The macro did work with block and function pointers, as well as with C and Objective-C pointers all alike. And disabling nullability checks means dropping the best C language extension that clang ever got, as it eliminates 99% of all NULL-pointer issues which are among the most prominent issues in C and Obj-C code.

NSProgrammer commented 9 months ago

Can we get anyone to take a look at this? We have been forced to downgrade -Wnullable-to-nonnull-conversion from an error to a warning.

shafik commented 9 months ago

CC @Bigcheese

drobilla commented 9 months ago

I'm also stuck between having to disable this (otherwise very beneficial) warning or adding noisy/opaque casts, no matter how obvious the condition is. With clang 16.0.6 on x64 Linux.

martinboehme commented 2 months ago

With -Wnullable-to-nonnull-conversion enabled and set to error (-Werror), the following code has always been failing since _Nullable has been introduced to Xcode:

dispatch_cancel(csrc);

with the type of csrc being dispatch_source_t _Nullable. However, this code did not fail so far:

if (csrc) dispatch_cancel(csrc);

Are you sure that this used to work?

In godbolt, I see no difference between Clang 14.0.0 (godbolt) and Clang 15.0.0 (godbolt) in this regard.
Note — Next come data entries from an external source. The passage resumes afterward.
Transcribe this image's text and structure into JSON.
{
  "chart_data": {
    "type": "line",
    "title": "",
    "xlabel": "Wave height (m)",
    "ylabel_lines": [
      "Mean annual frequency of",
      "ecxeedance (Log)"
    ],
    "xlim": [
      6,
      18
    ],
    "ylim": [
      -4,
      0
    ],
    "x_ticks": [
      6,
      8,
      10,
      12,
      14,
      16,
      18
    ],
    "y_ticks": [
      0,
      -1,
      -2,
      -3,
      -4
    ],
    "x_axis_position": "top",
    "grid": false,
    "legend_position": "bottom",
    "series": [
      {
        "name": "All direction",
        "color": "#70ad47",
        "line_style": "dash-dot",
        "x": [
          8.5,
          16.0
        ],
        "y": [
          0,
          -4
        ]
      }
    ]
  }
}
Also, when looking at the code that implements this warning, there doesn't seem to have been any change in the fundamental approach since it was introduced nine years ago. The code simply looks at the nullability of the source and destination expressions and makes no attempt to perform any kind of flow-sensitive analysis (i.e. to see whether the expression's value can be null at this specific point in the program).

The change discussed above (https://reviews.llvm.org/D110216) seems to have changed the behavior of __auto_type, but didn't do anything to change the behavior of -Wnullable-to-nonnull-conversion, as far as I can tell.

So because this isn't a regression, I think this isn't simply a case of going back to some hypothetical previous version of the code (that does a flow-sensitive analysis), because such a version doesn't exist. So I'm somewhat sceptical that the behavior will change anytime soon.